THE UK’s economic situation makes for absolutely grim reading.

We are all trying to manage bills going through the roof. Runaway inflation means most of us are struggling to make ends meet. But this situation was not inevitable. We didn’t have to have a cost of living crisis.

Decades of short-term decisionmaking designed to suck wealth into London and the South East of England has led to a catastrophic reckoning for ordinary people. Over the past decade, we have seen one bad decision after another. From Conservative chancellor George Osborne’s decision to prioritise gas over renewables in the mid-2010s to the catastrophically planned and incompetently delivered decision to leave the EU, each of these choices is having a devastating impact. And those impacts are all coming at once.

While we watch the Westminster soap opera where one completely untrustworthy politician is replaced by another, it is tempting to think that there is no way out of this mess.

But the one thing that we do know is that smaller countries are much more effective at bringing people together to plan for the future. The short-termism that has put us in a position where we have no gas storage facilities, while so many rely on gas to heat their homes, was an active choice.
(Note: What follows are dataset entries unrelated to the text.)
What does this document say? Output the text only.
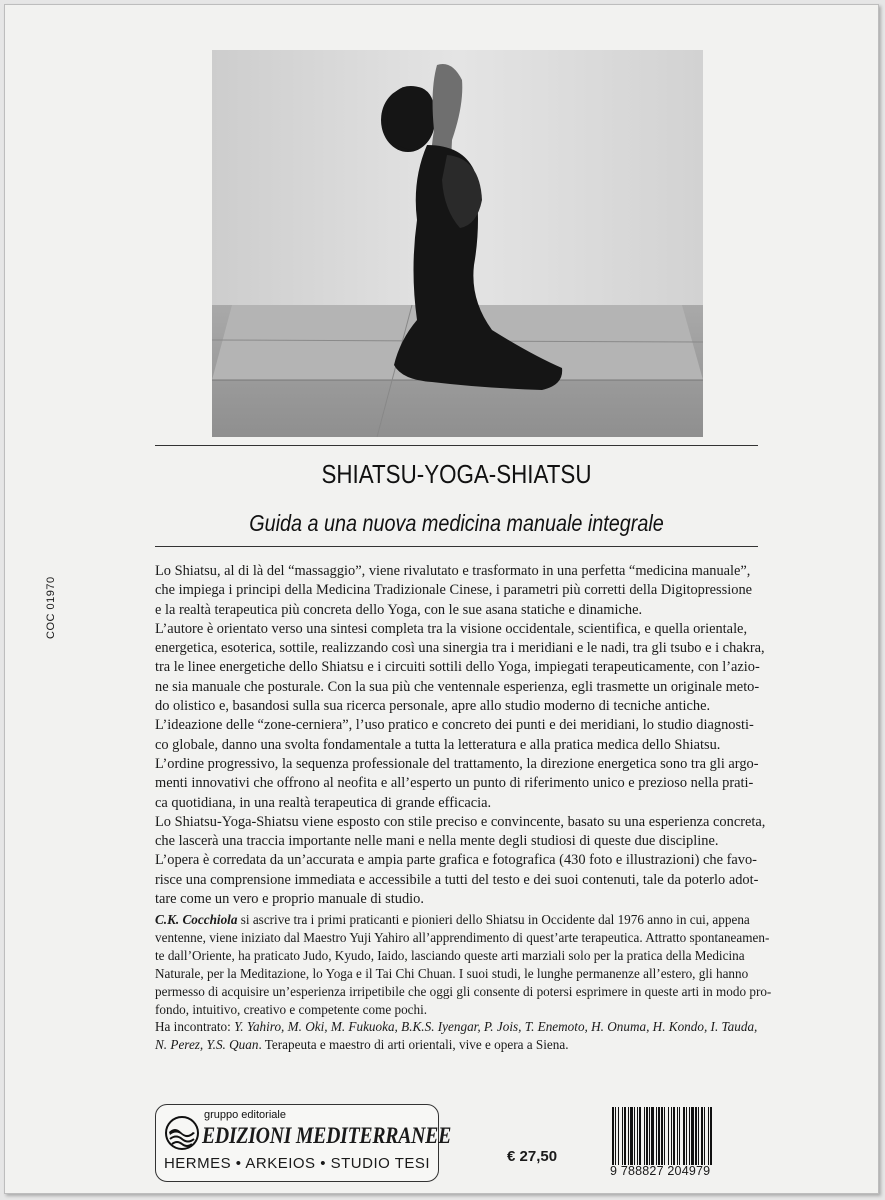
SHIATSU-YOGA-SHIATSU
Guida a una nuova medicina manuale integrale
COC 01970
Lo Shiatsu, al di là del “massaggio”, viene rivalutato e trasformato in una perfetta “medicina manuale”,
che impiega i principi della Medicina Tradizionale Cinese, i parametri più corretti della Digitopressione
e la realtà terapeutica più concreta dello Yoga, con le sue asana statiche e dinamiche.
L’autore è orientato verso una sintesi completa tra la visione occidentale, scientifica, e quella orientale,
energetica, esoterica, sottile, realizzando così una sinergia tra i meridiani e le nadi, tra gli tsubo e i chakra,
tra le linee energetiche dello Shiatsu e i circuiti sottili dello Yoga, impiegati terapeuticamente, con l’azio-
ne sia manuale che posturale. Con la sua più che ventennale esperienza, egli trasmette un originale meto-
do olistico e, basandosi sulla sua ricerca personale, apre allo studio moderno di tecniche antiche.
L’ideazione delle “zone-cerniera”, l’uso pratico e concreto dei punti e dei meridiani, lo studio diagnosti-
co globale, danno una svolta fondamentale a tutta la letteratura e alla pratica medica dello Shiatsu.
L’ordine progressivo, la sequenza professionale del trattamento, la direzione energetica sono tra gli argo-
menti innovativi che offrono al neofita e all’esperto un punto di riferimento unico e prezioso nella prati-
ca quotidiana, in una realtà terapeutica di grande efficacia.
Lo Shiatsu-Yoga-Shiatsu viene esposto con stile preciso e convincente, basato su una esperienza concreta,
che lascerà una traccia importante nelle mani e nella mente degli studiosi di queste due discipline.
L’opera è corredata da un’accurata e ampia parte grafica e fotografica (430 foto e illustrazioni) che favo-
risce una comprensione immediata e accessibile a tutti del testo e dei suoi contenuti, tale da poterlo adot-
tare come un vero e proprio manuale di studio.
C.K. Cocchiola si ascrive tra i primi praticanti e pionieri dello Shiatsu in Occidente dal 1976 anno in cui, appena
ventenne, viene iniziato dal Maestro Yuji Yahiro all’apprendimento di quest’arte terapeutica. Attratto spontaneamen-
te dall’Oriente, ha praticato Judo, Kyudo, Iaido, lasciando queste arti marziali solo per la pratica della Medicina
Naturale, per la Meditazione, lo Yoga e il Tai Chi Chuan. I suoi studi, le lunghe permanenze all’estero, gli hanno
permesso di acquisire un’esperienza irripetibile che oggi gli consente di potersi esprimere in queste arti in modo pro-
fondo, intuitivo, creativo e competente come pochi.
Ha incontrato: Y. Yahiro, M. Oki, M. Fukuoka, B.K.S. Iyengar, P. Jois, T. Enemoto, H. Onuma, H. Kondo, I. Tauda,
N. Perez, Y.S. Quan. Terapeuta e maestro di arti orientali, vive e opera a Siena.
gruppo editoriale
EDIZIONI MEDITERRANEE
HERMES • ARKEIOS • STUDIO TESI	€ 27,50
9 788827 204979
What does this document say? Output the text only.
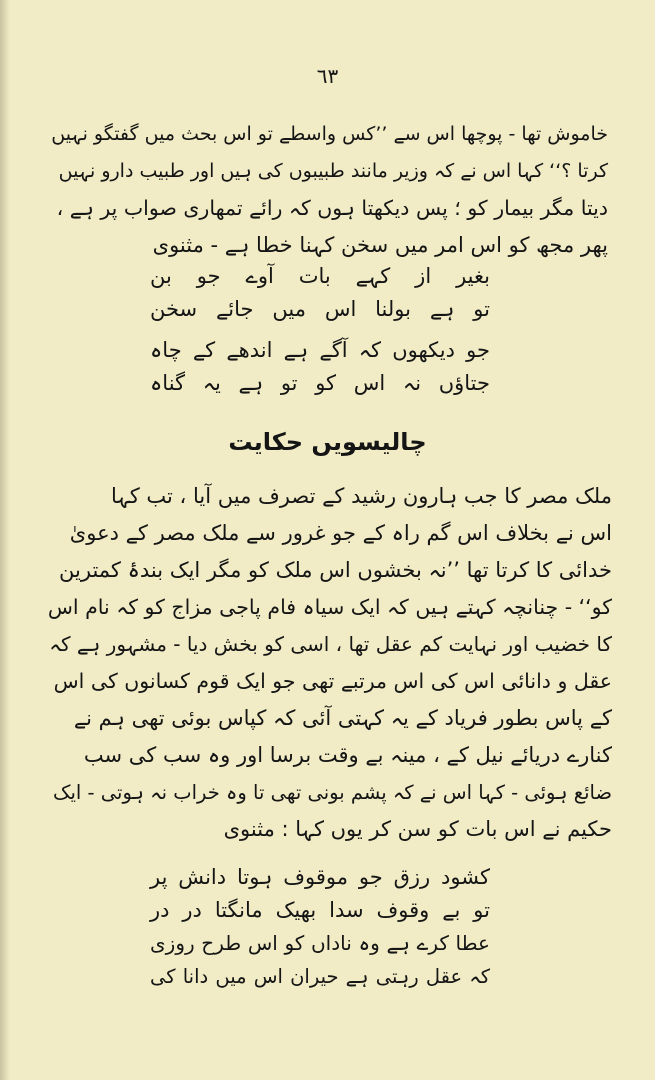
٦٣
خاموش تھا - پوچھا اس سے ’’کس واسطے تو اس بحث میں گفتگو نہیں
کرتا ؟‘‘ کہا اس نے کہ وزیر مانند طبیبوں کی ہیں اور طبیب دارو نہیں
دیتا مگر بیمار کو ؛ پس دیکھتا ہوں کہ رائے تمھاری صواب پر ہے ،
پھر مجھ کو اس امر میں سخن کہنا خطا ہے - مثنوی
بغیر از کہے بات آوے جو بن
تو ہے بولنا اس میں جائے سخن
جو دیکھوں کہ آگے ہے اندھے کے چاہ
جتاؤں نہ اس کو تو ہے یہ گناہ
چالیسویں حکایت
ملک مصر کا جب ہارون رشید کے تصرف میں آیا ، تب کہا
اس نے بخلاف اس گم راہ کے جو غرور سے ملک مصر کے دعویٰ
خدائی کا کرتا تھا ’’نہ بخشوں اس ملک کو مگر ایک بندۂ کمترین
کو‘‘ - چنانچہ کہتے ہیں کہ ایک سیاہ فام پاجی مزاج کو کہ نام اس
کا خضیب اور نہایت کم عقل تھا ، اسی کو بخش دیا - مشہور ہے کہ
عقل و دانائی اس کی اس مرتبے تھی جو ایک قوم کسانوں کی اس
کے پاس بطور فریاد کے یہ کہتی آئی کہ کپاس بوئی تھی ہم نے
کنارے دریائے نیل کے ، مینہ بے وقت برسا اور وہ سب کی سب
ضائع ہوئی - کہا اس نے کہ پشم بونی تھی تا وہ خراب نہ ہوتی - ایک
حکیم نے اس بات کو سن کر یوں کہا : مثنوی
کشود رزق جو موقوف ہوتا دانش پر
تو بے وقوف سدا بھیک مانگتا در در
عطا کرے ہے وہ ناداں کو اس طرح روزی
کہ عقل رہتی ہے حیران اس میں دانا کی
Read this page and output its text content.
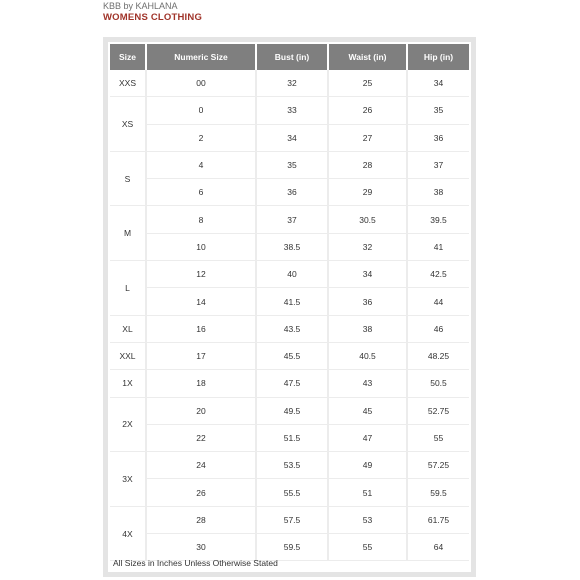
KBB by KAHLANA
WOMENS CLOTHING
Size	Numeric Size	Bust (in)	Waist (in)	Hip (in)
XXS	00	32	25	34
XS	0	33	26	35
	2	34	27	36
S	4	35	28	37
	6	36	29	38
M	8	37	30.5	39.5
	10	38.5	32	41
L	12	40	34	42.5
	14	41.5	36	44
XL	16	43.5	38	46
XXL	17	45.5	40.5	48.25
1X	18	47.5	43	50.5
2X	20	49.5	45	52.75
	22	51.5	47	55
3X	24	53.5	49	57.25
	26	55.5	51	59.5
4X	28	57.5	53	61.75
	30	59.5	55	64
All Sizes in Inches Unless Otherwise Stated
And it is the sort of choice that smaller countries in Europe tend not to make.

As we face up to the need to change our economy to deal with the climate emergency and change to low-carbon energy, we need to increase the trust in our politics.

Currently, wind power costs about a third of new gas, yet the UK Government is doing everything it can to keep us addicted to fossil fuels.

We know that changing the economy is something that Britain does worse than almost anywhere else in the rich world. We need to make sure that the coming economic change is one we are prepared for. We need a change we can all participate in. And we need a change that will make our lives better. We can have lower energy prices and long-term, high-quality jobs. But we know that the Westminster government is more focused on its own drama.

It goes further than just the London political establishment. At present, too many of the important assets that affect our lives are in the hands of big businesses that are interested either in making a quick buck or holding on to buildings with no interest in how they are used.

Union Street is a mess at the moment, full of empty shops. Yet the rents being sought don’t reflect this. The corporations that own the buildings are holding on to them in the hope that the property market will recover, allowing them to make a profit by selling the building.

We need more retail space for local businesses and more social space. Yet it isn’t in the interest of the owners to revitalise Aberdeen.

With the powers of an independent country, we could make sure that our high streets are managed not in the interest of footloose finance.

Instead, our economy should be run in the interest of our cities and our citizens. We have an economy that is run in the interests of the wrong people. It was bad even in the good times. As we face the most difficult economic pressures of the past 40 years, we can’t afford to let it go on.

We need to make decisions in our own interests, rather than those of companies quoted on the London Stock Exchange.